Why more men should stop dismissing energy work, and start paying attention
If you hear the word “Reiki” and immediately picture scented candles, crystal shops and women in flowing linen trousers, you’re not alone.
Most men write it off before they’ve even looked into it. It gets filed somewhere between astrology and moon water: harmless maybe, but definitely not for us.
That’s a mistake.
Because beneath the modern wellness branding is something far older, far tougher, and arguably far more relevant to modern men than we realise.
Reiki, in its original form, wasn’t created as a luxury spa add-on. It emerged from a Japanese tradition shaped by discipline, resilience, self-mastery and practical wellbeing. Mikao Usui the founder of Reiki came from a Samurai lineage. Specifically the Chiba clan, which were a prominent samurai family, with his ancestors the Hatamoto samurai, holding high-ranking positions directly serving the shogun.
While modern marketing often strips Reiki of its roots and turns it into “woo woo”, the original philosophy was grounded in balance, mental clarity and the cultivation of inner strength.
That sounds a lot less like incense and a lot more like something men have been searching for all along.
Men are struggling badly
The uncomfortable truth is that men are in trouble.
In the UK, men account for roughly three quarters of suicides.
We are significantly less likely to seek help for mental health struggles, less likely to talk openly about emotional stress, and more likely to internalise pressure until it breaks us.
And modern masculinity hasn’t exactly helped.
We’ve become experts at functioning while emotionally disconnected. We’ll optimise our protein intake, track our sleep scores and spend hundreds on supplements yet many of us still struggle to sit quietly with our own thoughts for ten minutes.
Stress has become normalised. Burnout is worn like a badge of honour.
But humans are not machines.
At some point, the nervous system catches up.
That’s where practices like Reiki become interesting not because they’re magic, but because they force us into something men rarely allow themselves: stillness.
What Reiki actually is
At its simplest, Reiki is a Japanese wellbeing practice involving light touch, breathing, attention and relaxation techniques intended to help regulate the body and calm the nervous system.
You don’t have to believe in invisible energy beams shooting from someone’s fingertips to experience the benefits.
What many people report after Reiki sessions is surprisingly down-to-earth: reduced stress, improved sleep, emotional release, a calmer mind and a sense of mental reset.
And frankly, modern men are starved of exactly those things.
Science is still catching up to some of the claims around Reiki, and it’s important not to oversell it.
It is not a replacement for medical treatment, therapy or professional mental health support.
But there is growing evidence that practices which activate the parasympathetic nervous system the body’s “rest and recover” mode can reduce stress hormones, improve emotional regulation and support overall wellbeing.
In plain English: your body heals better when it stops living in fight-or-flight.
The Samurai connection matters
One of the reasons Reiki deserves a second look from men is because its roots are often misunderstood.
Traditional Japanese disciplines didn’t separate mental, physical and spiritual wellbeing the way modern Western culture does. The Samurai weren’t just warriors; they trained the mind as intensely as the body. Presence, focus, breath control and energetic awareness were practical tools.
Not mystical accessories.
In that context, Reiki makes more sense.
It wasn’t about escaping reality. It was about functioning better within it.
Today we celebrate cold plunges, mindfulness apps, breathwork and nervous system regulation as cutting-edge performance tools. Yet many men still laugh at Reiki because of how it’s been culturally packaged.

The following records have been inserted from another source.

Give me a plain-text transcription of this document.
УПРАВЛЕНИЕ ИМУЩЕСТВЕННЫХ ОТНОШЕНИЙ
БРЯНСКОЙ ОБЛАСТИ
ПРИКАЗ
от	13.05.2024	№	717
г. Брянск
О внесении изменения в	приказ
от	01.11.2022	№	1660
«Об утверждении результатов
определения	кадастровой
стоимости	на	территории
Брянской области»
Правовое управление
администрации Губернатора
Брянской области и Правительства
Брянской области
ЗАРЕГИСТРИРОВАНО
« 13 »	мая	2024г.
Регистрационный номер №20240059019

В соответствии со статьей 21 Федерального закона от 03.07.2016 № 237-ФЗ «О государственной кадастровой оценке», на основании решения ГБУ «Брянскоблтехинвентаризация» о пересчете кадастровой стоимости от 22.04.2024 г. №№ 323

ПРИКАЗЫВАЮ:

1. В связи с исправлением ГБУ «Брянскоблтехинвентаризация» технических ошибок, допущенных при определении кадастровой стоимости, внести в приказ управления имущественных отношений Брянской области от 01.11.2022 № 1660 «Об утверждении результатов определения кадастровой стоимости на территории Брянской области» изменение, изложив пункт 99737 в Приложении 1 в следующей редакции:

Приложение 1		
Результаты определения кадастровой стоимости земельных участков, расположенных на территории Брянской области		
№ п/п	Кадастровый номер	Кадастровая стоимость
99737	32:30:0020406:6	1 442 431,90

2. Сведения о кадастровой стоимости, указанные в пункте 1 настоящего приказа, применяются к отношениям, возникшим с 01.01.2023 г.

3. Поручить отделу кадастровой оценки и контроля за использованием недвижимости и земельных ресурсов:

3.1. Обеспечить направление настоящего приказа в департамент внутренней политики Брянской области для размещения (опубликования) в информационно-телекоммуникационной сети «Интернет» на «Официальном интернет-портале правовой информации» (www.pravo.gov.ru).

Maybe the issue isn’t the practice itself.
Maybe it’s the branding.
Men need more than “man up”
The biggest barrier stopping men from exploring practices like Reiki isn’t evidence.
It’s embarrassment.
Too many men are terrified of being seen doing anything that looks vulnerable, reflective or emotionally open. We’ll destroy ourselves silently before risking judgement.
That mindset is killing people.
If a practice helps a man sleep better, regulate stress, reconnect with himself or feel less emotionally numb, why dismiss it?
You don’t have to become a monk. You don’t have to believe in chakras. You don’t have to abandon logic.
You just have to be open-minded enough to admit that modern men clearly need more tools than “man up and keep going.”
A different kind of strength
Real strength isn’t emotional suppression.
It’s awareness.
It’s having enough control over yourself to recognise when your mind and body are running on empty and doing something about it before you hit breaking point.
For some men, that might be therapy. For others, meditation, martial arts, breathwork or exercise.
And for some, it might be Reiki.
Not because it’s trendy.
Because slowing down, reconnecting with yourself and regulating stress may be one of the most practical survival skills a modern man can learn.
And there’s nothing weak about that.